Plays Cards, Basketball

It's the same yard where Peterson now spends five hours a day shooting hoops, doing pull-ups and playing cards with other inmates like William Noguera, a prison artist who was convicted of murder for financial gain in 1983. "There are a group of guys that he hangs with," Robinson tells PEOPLE, "but it's not anyone of any (criminal) notoriety."

Predictions that Peterson might be ostracized – or worse – because of Conner's death have proven not to be true. "In Scott's case," says Robinson, "the perception [among the inmates] is that he killed his wife, and yeah she was pregnant, but he killed his wife. He hasn't encountered the challenges others face who have killed kids individually."

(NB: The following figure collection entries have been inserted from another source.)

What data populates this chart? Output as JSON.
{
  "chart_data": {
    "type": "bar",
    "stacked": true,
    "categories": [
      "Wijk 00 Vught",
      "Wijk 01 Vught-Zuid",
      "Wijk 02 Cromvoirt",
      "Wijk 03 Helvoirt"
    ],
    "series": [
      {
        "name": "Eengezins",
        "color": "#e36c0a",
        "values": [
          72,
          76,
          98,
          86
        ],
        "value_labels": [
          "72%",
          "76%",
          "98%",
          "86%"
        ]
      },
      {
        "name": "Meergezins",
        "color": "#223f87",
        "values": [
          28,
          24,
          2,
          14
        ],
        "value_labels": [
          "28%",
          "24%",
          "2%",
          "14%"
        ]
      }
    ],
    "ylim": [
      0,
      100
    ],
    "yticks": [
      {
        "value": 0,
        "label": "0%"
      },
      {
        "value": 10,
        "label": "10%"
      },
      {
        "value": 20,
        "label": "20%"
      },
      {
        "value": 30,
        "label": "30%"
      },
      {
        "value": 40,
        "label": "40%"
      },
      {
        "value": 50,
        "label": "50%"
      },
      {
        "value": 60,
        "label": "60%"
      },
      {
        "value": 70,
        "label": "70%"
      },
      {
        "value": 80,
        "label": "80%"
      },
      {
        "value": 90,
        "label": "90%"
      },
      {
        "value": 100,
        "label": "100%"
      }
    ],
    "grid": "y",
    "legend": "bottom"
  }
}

Robinson says Peterson still gets regular visits – several each month – from family and friends. He also receives numerous letters from female admirers who send him checks for his commissary account. "He has a significant amount of money in his account from people all over the world," says Robinson. Peterson can spend $180 a month on items such as soda, candy, cookies, toothpaste and deodorant.

Blogging from Prison

Peterson's only communication with the outside world is the blogging he has done on a Web site set up by his family, where he comments on his case and news events. (The site, scottpetersonappeal.org, is currently not in operation.) Since Robinson says inmates are not allowed to have computers or access the Internet, his blogs are composed on a typewriter and mailed to his family to post. His most recent post, headlined "Media spotlight wrong again," concerned the arrest of a man in the Chandra Levy murder.

Despite being locked in a cell for 19 hours a day, Robinson believes Peterson has adjusted well to his confinement. "You're still able to forge relationships with people who live around you and you try to make the most of your condition," says Robinson. "I think that's what Scotty is doing."